The radio host made an interesting observation that rang true when I heard it. He said that America as a society was materialistic and most people would gladly trade what could end up being in big chunk of their life in exchange for having a big house, the boat, and the flashy cars. In other words, the host said, material things were more important than creating memories.
Flicker @ Derrick Coetzee
I can’t help to think this was very sad. Is accumulation of “stuff” really what makes people happy? I certainly had to trade possessions in order to free myself to be able to travel.
In first-world countries we’re constantly reminded that to be “making it” our lifestyle has to be the same, if not better than that of our peers. Self-worth is very much tied to what neighborhood you live in and what design label you endorse.
Want vs Need
One of the reasons I love living abroad is that it gives you a different perspective on life, specially if you move to a far poorer country than your own. Let me give you an example.
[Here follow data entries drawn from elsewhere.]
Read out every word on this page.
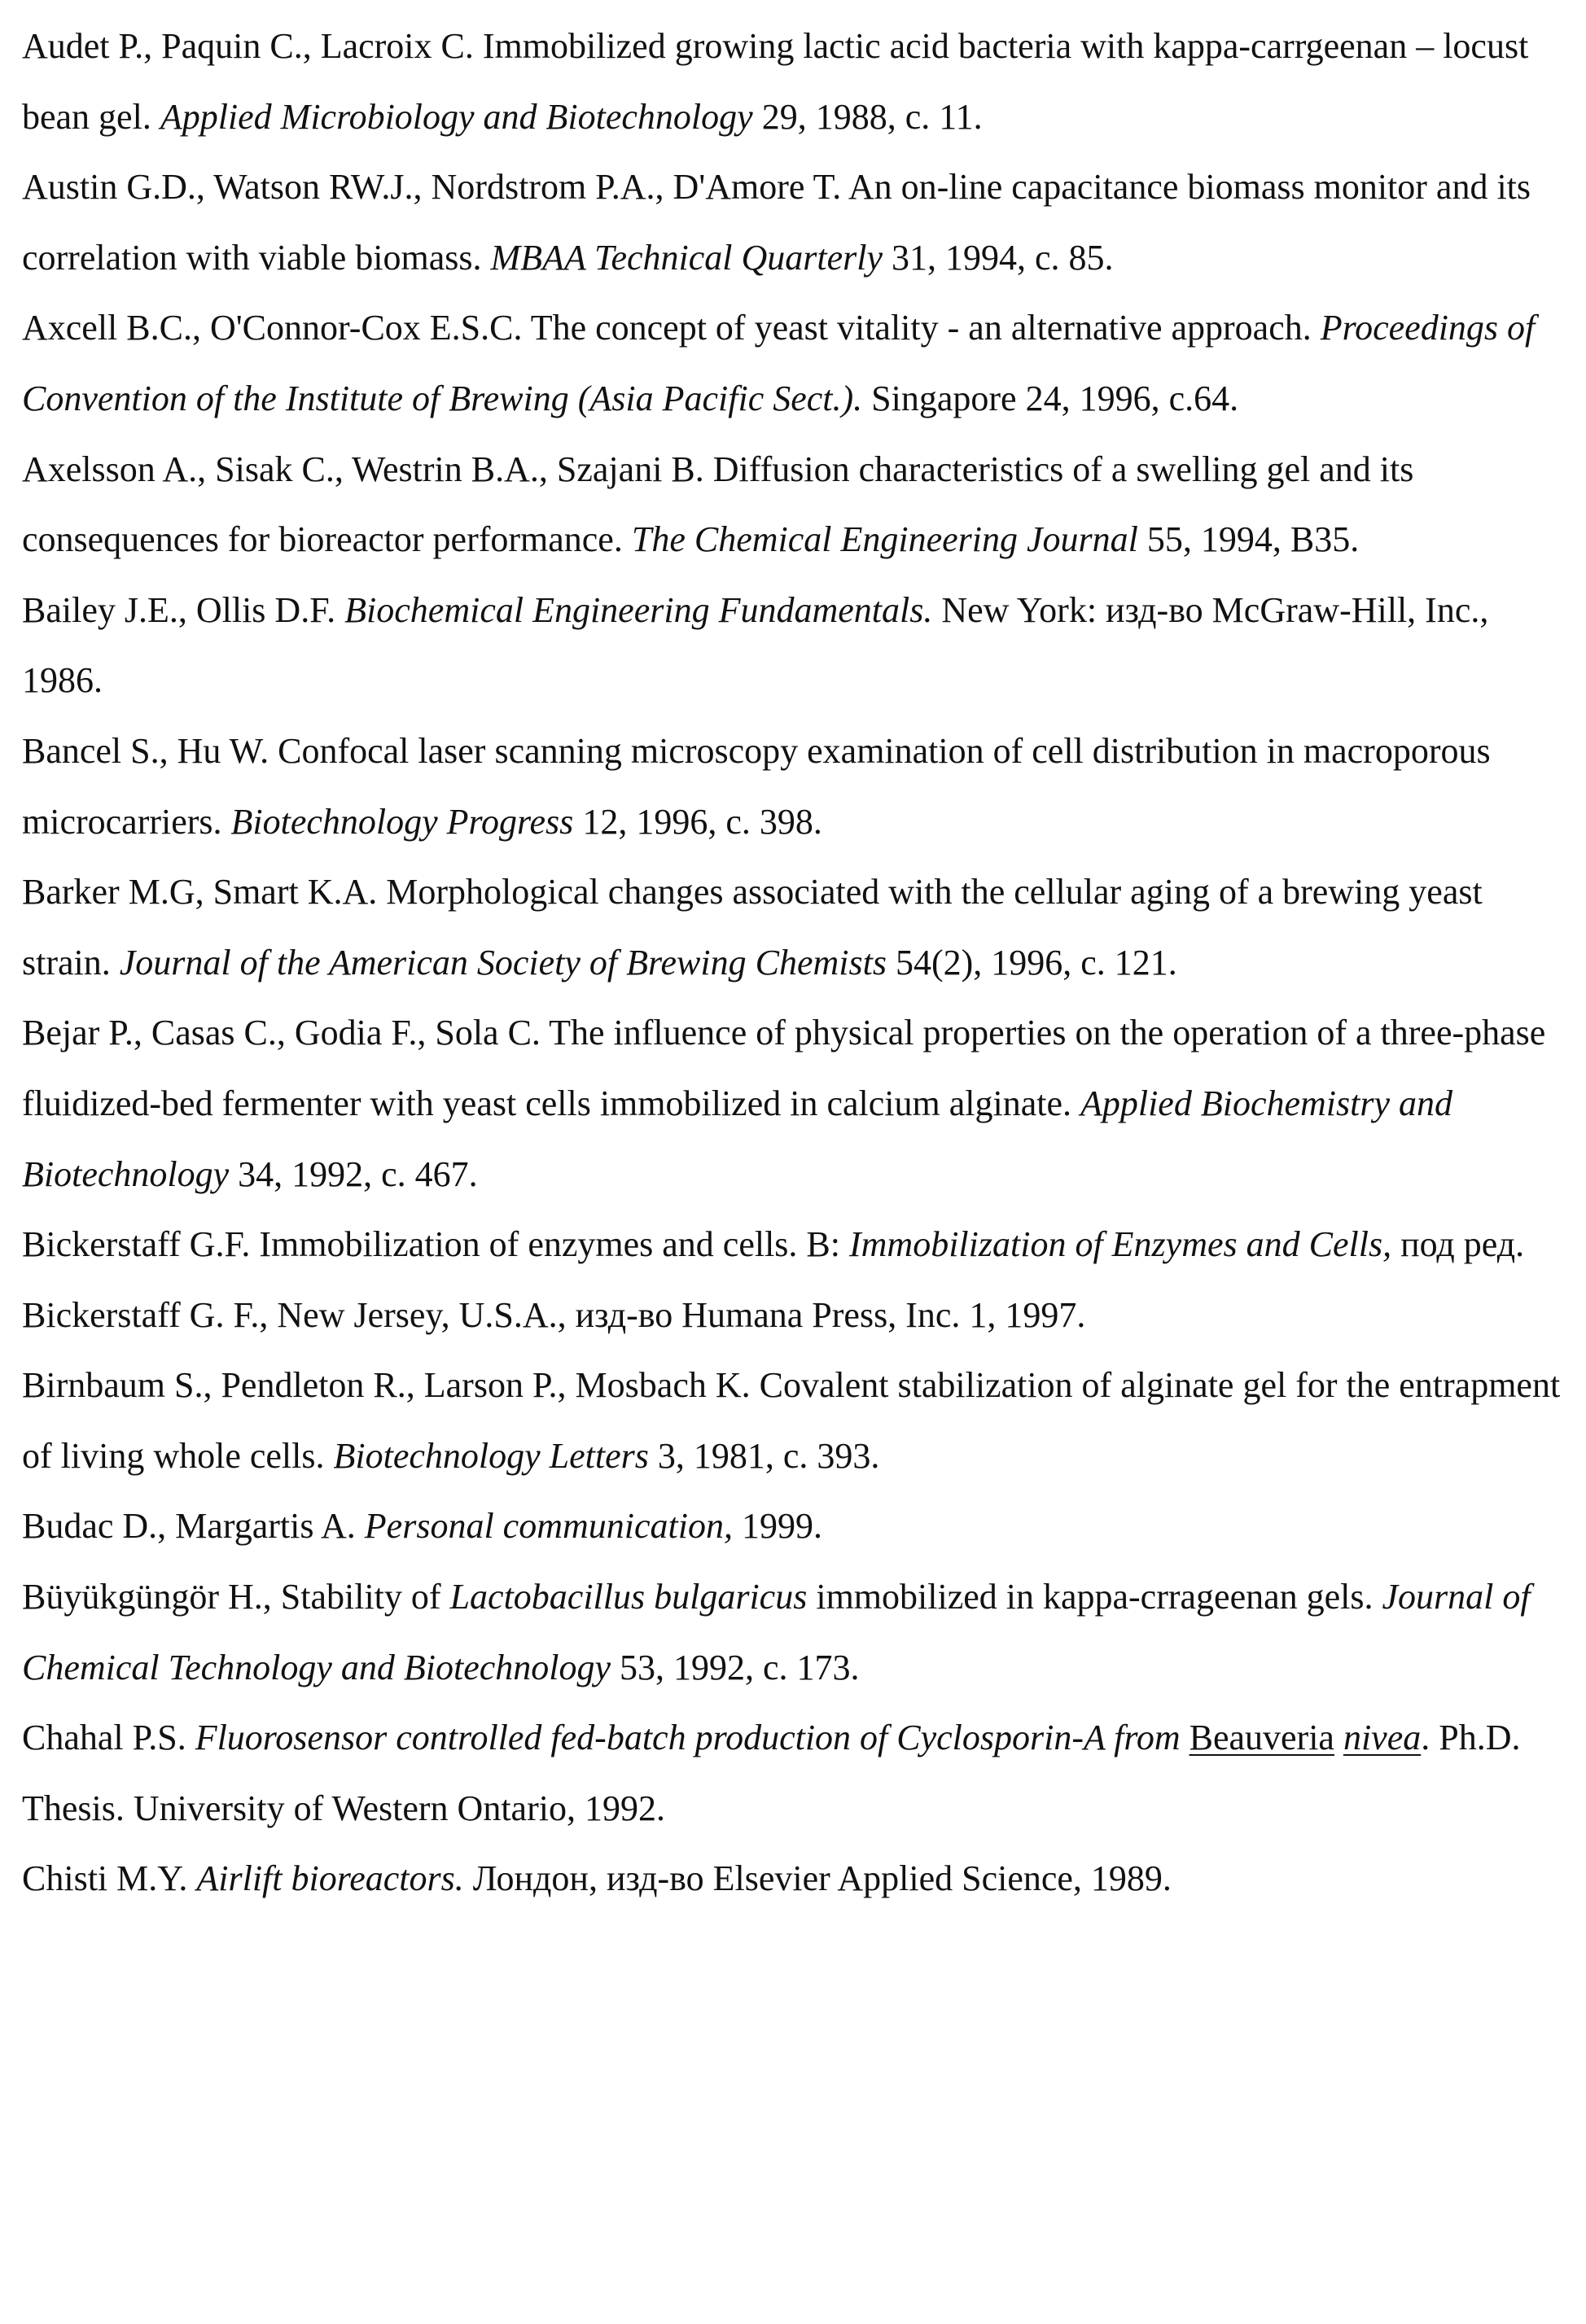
Audet P., Paquin C., Lacroix C. Immobilized growing lactic acid bacteria with kappa-carrgeenan – locust bean gel. Applied Microbiology and Biotechnology 29, 1988, c. 11.

Austin G.D., Watson RW.J., Nordstrom P.A., D'Amore T. An on-line capacitance biomass monitor and its correlation with viable biomass. MBAA Technical Quarterly 31, 1994, c. 85.

Axcell B.C., O'Connor-Cox E.S.C. The concept of yeast vitality - an alternative approach. Proceedings of Convention of the Institute of Brewing (Asia Pacific Sect.). Singapore 24, 1996, c.64.

Axelsson A., Sisak C., Westrin B.A., Szajani B. Diffusion characteristics of a swelling gel and its consequences for bioreactor performance. The Chemical Engineering Journal 55, 1994, B35.

Bailey J.E., Ollis D.F. Biochemical Engineering Fundamentals. New York: изд-во McGraw-Hill, Inc., 1986.

Bancel S., Hu W. Confocal laser scanning microscopy examination of cell distribution in macroporous microcarriers. Biotechnology Progress 12, 1996, c. 398.

Barker M.G, Smart K.A. Morphological changes associated with the cellular aging of a brewing yeast strain. Journal of the American Society of Brewing Chemists 54(2), 1996, c. 121.

Bejar P., Casas C., Godia F., Sola C. The influence of physical properties on the operation of a three-phase fluidized-bed fermenter with yeast cells immobilized in calcium alginate. Applied Biochemistry and Biotechnology 34, 1992, c. 467.

Bickerstaff G.F. Immobilization of enzymes and cells. B: Immobilization of Enzymes and Cells, под ред. Bickerstaff G. F., New Jersey, U.S.A., изд-во Humana Press, Inc. 1, 1997.

Birnbaum S., Pendleton R., Larson P., Mosbach K. Covalent stabilization of alginate gel for the entrapment of living whole cells. Biotechnology Letters 3, 1981, c. 393.

Budac D., Margartis A. Personal communication, 1999.

Büyükgüngör H., Stability of Lactobacillus bulgaricus immobilized in kappa-crrageenan gels. Journal of Chemical Technology and Biotechnology 53, 1992, c. 173.

Chahal P.S. Fluorosensor controlled fed-batch production of Cyclosporin-A from Beauveria nivea. Ph.D. Thesis. University of Western Ontario, 1992.

Chisti M.Y. Airlift bioreactors. Лондон, изд-во Elsevier Applied Science, 1989.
A few weeks back I struck up a conversation with the local vegetable seller, a friendly, wise older man who makes the rounds every Tuesdays and Thursdays on his motorbike. As he pulled up to our house, he seemed entranced by something next door. I greeted him and that seemed to snap him out of it. I looked in the direction he was staring and found nothing out of the ordinary.
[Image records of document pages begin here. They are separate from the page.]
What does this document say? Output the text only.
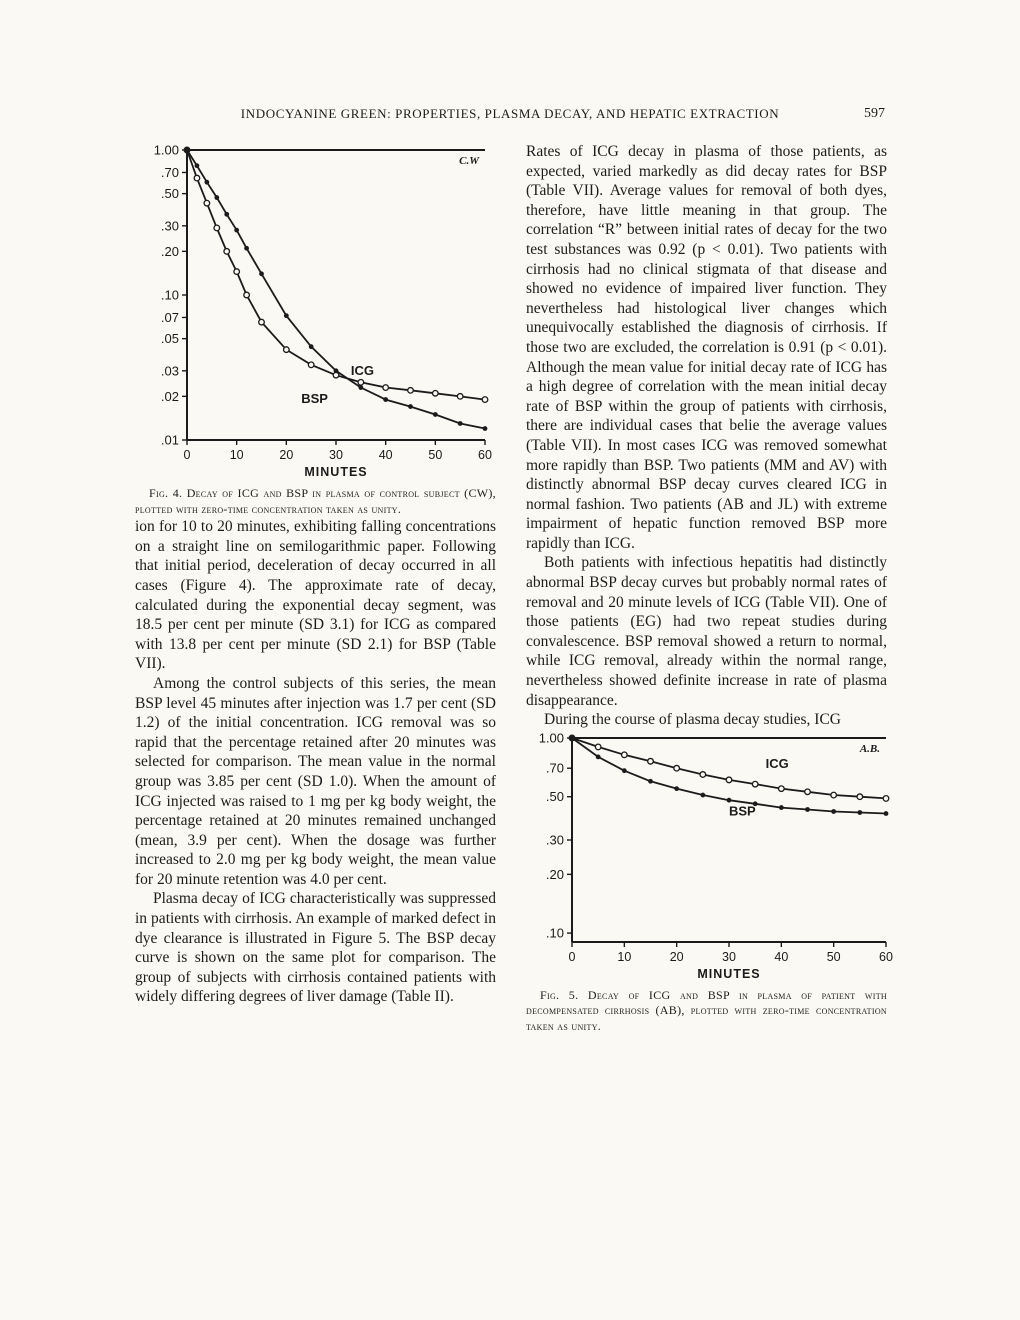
INDOCYANINE GREEN: PROPERTIES, PLASMA DECAY, AND HEPATIC EXTRACTION	597
1.00
.70
.50
.30
.20
.10
.07
.05
.03
.02
.01
0	10	20	30	40	50	60
MINUTES
ICG
BSP
C.W
Fig. 4. Decay of ICG and BSP in plasma of control subject (CW), plotted with zero-time concentration taken as unity.

ion for 10 to 20 minutes, exhibiting falling concentrations on a straight line on semilogarithmic paper. Following that initial period, deceleration of decay occurred in all cases (Figure 4). The approximate rate of decay, calculated during the exponential decay segment, was 18.5 per cent per minute (SD 3.1) for ICG as compared with 13.8 per cent per minute (SD 2.1) for BSP (Table VII).

Among the control subjects of this series, the mean BSP level 45 minutes after injection was 1.7 per cent (SD 1.2) of the initial concentration. ICG removal was so rapid that the percentage retained after 20 minutes was selected for comparison. The mean value in the normal group was 3.85 per cent (SD 1.0). When the amount of ICG injected was raised to 1 mg per kg body weight, the percentage retained at 20 minutes remained unchanged (mean, 3.9 per cent). When the dosage was further increased to 2.0 mg per kg body weight, the mean value for 20 minute retention was 4.0 per cent.

Plasma decay of ICG characteristically was suppressed in patients with cirrhosis. An example of marked defect in dye clearance is illustrated in Figure 5. The BSP decay curve is shown on the same plot for comparison. The group of subjects with cirrhosis contained patients with widely differing degrees of liver damage (Table II).

Rates of ICG decay in plasma of those patients, as expected, varied markedly as did decay rates for BSP (Table VII). Average values for removal of both dyes, therefore, have little meaning in that group. The correlation “R” between initial rates of decay for the two test substances was 0.92 (p < 0.01). Two patients with cirrhosis had no clinical stigmata of that disease and showed no evidence of impaired liver function. They nevertheless had histological liver changes which unequivocally established the diagnosis of cirrhosis. If those two are excluded, the correlation is 0.91 (p < 0.01). Although the mean value for initial decay rate of ICG has a high degree of correlation with the mean initial decay rate of BSP within the group of patients with cirrhosis, there are individual cases that belie the average values (Table VII). In most cases ICG was removed somewhat more rapidly than BSP. Two patients (MM and AV) with distinctly abnormal BSP decay curves cleared ICG in normal fashion. Two patients (AB and JL) with extreme impairment of hepatic function removed BSP more rapidly than ICG.

Both patients with infectious hepatitis had distinctly abnormal BSP decay curves but probably normal rates of removal and 20 minute levels of ICG (Table VII). One of those patients (EG) had two repeat studies during convalescence. BSP removal showed a return to normal, while ICG removal, already within the normal range, nevertheless showed definite increase in rate of plasma disappearance.

During the course of plasma decay studies, ICG

1.00
.70
.50
.30
.20
.10
0	10	20	30	40	50	60
MINUTES
ICG
BSP
A.B.
Fig. 5. Decay of ICG and BSP in plasma of patient with decompensated cirrhosis (AB), plotted with zero-time concentration taken as unity.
“That’s a washing machine, right?”, he asked, looking in the direction of our neighbor’s garage.
“Yes, it is”, I replied, suddenly aware the noise I probably wouldn’t have noticed had he not pointed it out to me.
He stared at it for a few seconds longer and told me, to my astonishment, that this is the first time he’d ever heard a washing machine in person. Sure, he’d seen them before at the store and on TV – enough to recognize one easily. It’s just that he’d never been in the presence of one that was… doing its thing.
He told me that his daughter had recently had become the proud owner of a washing machine – something he and his wife couldn’t afford. His wife had recently begun to take loads of clothes over to their daughter’s house to wash. Freed from the drudgery of spending hours hand-washing clothes, she could now spend a bit more time helping him out financially by preparing meals she could sell to make ends meet.
“Life’s conveniences are only that when we get used to having them around.” And with that, he drove off into the night.
First World Problems
Later that night, as I reminisced about the conversation, it struck me how right he was. I recalled a comment a friend had made on Facebook, more than a year ago. She thought it was such a drag to have to sort out and put away clean laundry. Both washer and dryer, mind you, were conveniently located a few steps from her bedroom. Why couldn’t clothes just, you know, sort and store themselves?
And I thought about how spoiled we can be sometimes, where modern conveniences don’t cause us joy anymore. Instead of seeking to use that newly found time to do something positive in the world, to expand and share our knowledge, we devote even more time and resources to load up on more “stuff”, which we end up having to work that much harder to maintain.
This is yet another reason I’m glad for Slow Travel. It forces you to leave behind that which is not essential. It opens your mind to see how the rest of the world lives and realize that the petty first-world problems we often complain about are really inconsequential.
Pursuing the accumulation of material things – no matter how nice, will never be as fulfilling as living life to the fullest. I understand that in today’s society this may not be the popular choice, but that’s alright.
Material things grow old, are stolen, get lost. But memories, oh wonderful memories, those will stay with me a lifetime. Whether I ever get fifty billion dollars or not.
Do you have a travel memory you treasure?